Importantly, whilst on the private fund side, private equity and private credit have been directionally very similar to global equities, the volatility is much lower. We found that accessing private equity through listed closed-end funds had two and a half times the level of volatility versus investing via private asset fund vehicles or open-ended evergreen funds.
And importantly, drawdowns from open-ended evergreen funds, private asset funds, were many times lower than the drawdowns experienced on the listed close-end fund side. That's important because most investors will have come into this space not only looking for improved total returns, but also to improve portfolio resilience, diversification.
What we found on the listed closed-end fund market is that diversification and resilience is unreliable - it doesn't work in periods of extreme market stress.
James Lowe: What advice would you have for investors when you're looking at this landscape?
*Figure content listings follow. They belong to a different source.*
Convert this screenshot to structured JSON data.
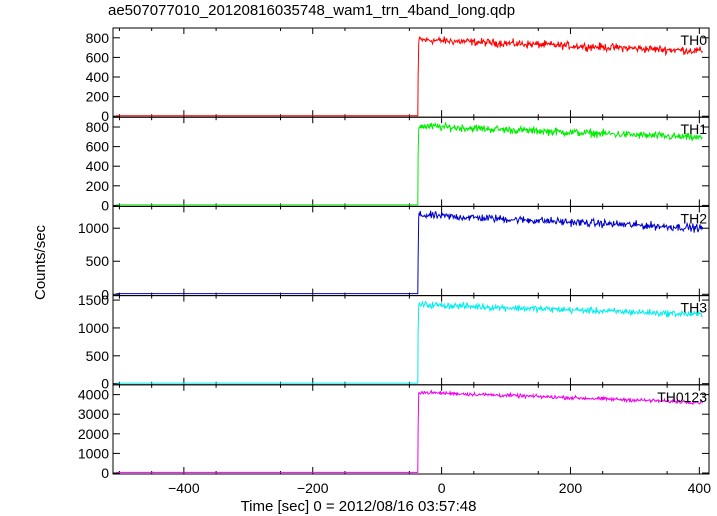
{
  "title": "ae507077010_20120816035748_wam1_trn_4band_long.qdp",
  "chart_data": {
    "type": "line",
    "title": "ae507077010_20120816035748_wam1_trn_4band_long.qdp",
    "xlabel": "Time [sec] 0 = 2012/08/16 03:57:48",
    "ylabel": "Counts/sec",
    "xlim": [
      -510,
      415
    ],
    "x_ticks": [
      -400,
      -200,
      0,
      200,
      400
    ],
    "x_tick_labels": [
      "−400",
      "−200",
      "0",
      "200",
      "400"
    ],
    "panels": [
      {
        "name": "TH0",
        "color": "#ff0000",
        "ylim": [
          -10,
          900
        ],
        "y_ticks": [
          0,
          200,
          400,
          600,
          800
        ],
        "baseline": 5,
        "onset_x": -37,
        "onset_level": 380,
        "peak": 780,
        "end": 665,
        "noise": 30
      },
      {
        "name": "TH1",
        "color": "#00ee00",
        "ylim": [
          -10,
          900
        ],
        "y_ticks": [
          0,
          200,
          400,
          600,
          800
        ],
        "baseline": 5,
        "onset_x": -37,
        "onset_level": 500,
        "peak": 810,
        "end": 690,
        "noise": 30
      },
      {
        "name": "TH2",
        "color": "#0000cc",
        "ylim": [
          -20,
          1330
        ],
        "y_ticks": [
          0,
          500,
          1000
        ],
        "baseline": 10,
        "onset_x": -37,
        "onset_level": 500,
        "peak": 1200,
        "end": 1000,
        "noise": 45
      },
      {
        "name": "TH3",
        "color": "#00eeee",
        "ylim": [
          -20,
          1580
        ],
        "y_ticks": [
          0,
          500,
          1000,
          1500
        ],
        "baseline": 10,
        "onset_x": -37,
        "onset_level": 900,
        "peak": 1420,
        "end": 1240,
        "noise": 45
      },
      {
        "name": "TH0123",
        "color": "#ee00ee",
        "ylim": [
          -50,
          4500
        ],
        "y_ticks": [
          0,
          1000,
          2000,
          3000,
          4000
        ],
        "baseline": 30,
        "onset_x": -37,
        "onset_level": 2200,
        "peak": 4120,
        "end": 3600,
        "noise": 70
      }
    ]
  }
}
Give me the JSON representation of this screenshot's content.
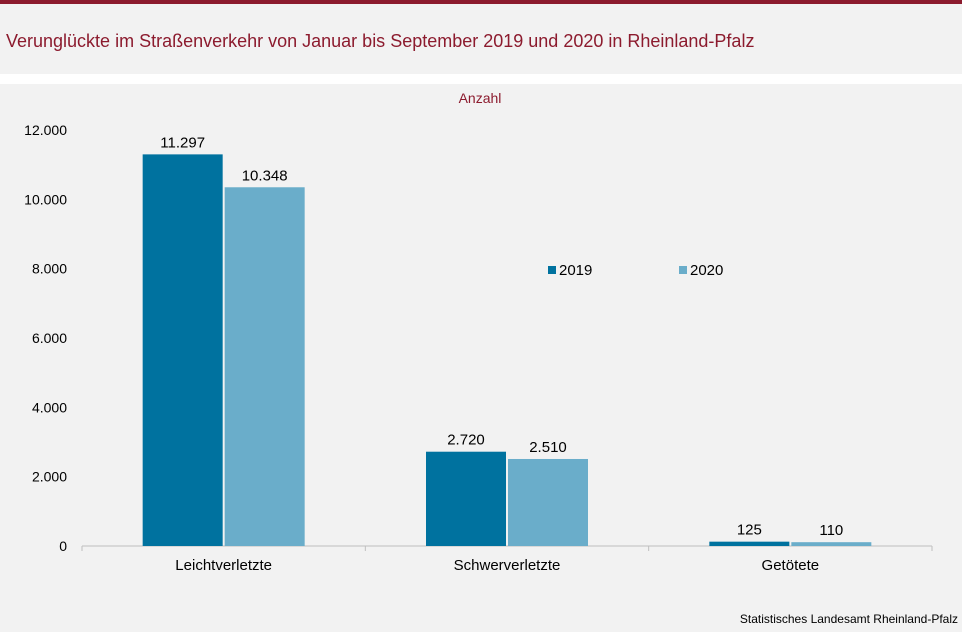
{
  "title": "Verunglückte im Straßenverkehr von Januar bis September 2019 und 2020 in Rheinland-Pfalz",
  "source": "Statistisches Landesamt  Rheinland-Pfalz",
  "colors": {
    "accent": "#8c1b2e",
    "series_2019": "#00729f",
    "series_2020": "#6aadca",
    "background": "#f2f2f2"
  },
  "chart_data": {
    "type": "bar",
    "unit_label": "Anzahl",
    "categories": [
      "Leichtverletzte",
      "Schwerverletzte",
      "Getötete"
    ],
    "series": [
      {
        "name": "2019",
        "values": [
          11297,
          2720,
          125
        ],
        "labels": [
          "11.297",
          "2.720",
          "125"
        ]
      },
      {
        "name": "2020",
        "values": [
          10348,
          2510,
          110
        ],
        "labels": [
          "10.348",
          "2.510",
          "110"
        ]
      }
    ],
    "y_ticks": [
      0,
      2000,
      4000,
      6000,
      8000,
      10000,
      12000
    ],
    "y_tick_labels": [
      "0",
      "2.000",
      "4.000",
      "6.000",
      "8.000",
      "10.000",
      "12.000"
    ],
    "ylim": [
      0,
      12000
    ],
    "grid": false,
    "legend_position": "center-right"
  }
}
Solomon Nevins: In my previous firms, I managed strategies that had an allocation to both listed private asset strategies, investment trusts, and traditional private funds. So had the best of both worlds. What we found through that opportunity set was the private asset funds were much more resilient to periods of stress. 2022 was the classic example of that. While all listed or traded assets, including the traditional 60/40 equity-bond portfolio, fell very sharply, the private asset section of our portfolio held up very well and brought that resilience when we really needed it.
My takeaway from that experience was that having a core of true private assets within a multi-asset portfolio does bring that resilience.
Now, the closed-end fund market has opportunities for sure. When funds are trading at discount to the NAV, that presents the prospect for strong total returns as that discount to NAV compresses. There are some excellent managers on the closed-end fund side. But generally, we were looking to improve risk-adjusted returns, dampen volatility, reduce correlation to equity markets. That core to private asset funds was important.
For investors that have a long time horizon to invest in these areas and the flexibility to allocate to true private strategies, I think it makes a lot of sense.
James Lowe: Since you have previously built strategic asset allocations to private assets, can you share your insights?
Solomon Nevins: We had an assessment where we would invest across different private asset classes. We would allocate to those areas I have mentioned before, based on the expected risk-adjusted returns. We would calculate return forecasts, recognising that each of the asset classes sits along a risk spectrum. At the upper end, you've got private equity, venture capital; and at the lower end, you've got core infrastructure.
Depending on what investors are looking to achieve in their portfolio, the allocations to these different types of asset classes will vary. What we often see is that private assets is considered a risky asset class. From a liquidity perspective, that's correct. But in terms of your sensitivity to the economic cycle or to financial markets, that's not always true, or it certainly varies across asset classes, and that's the consideration investors need to make.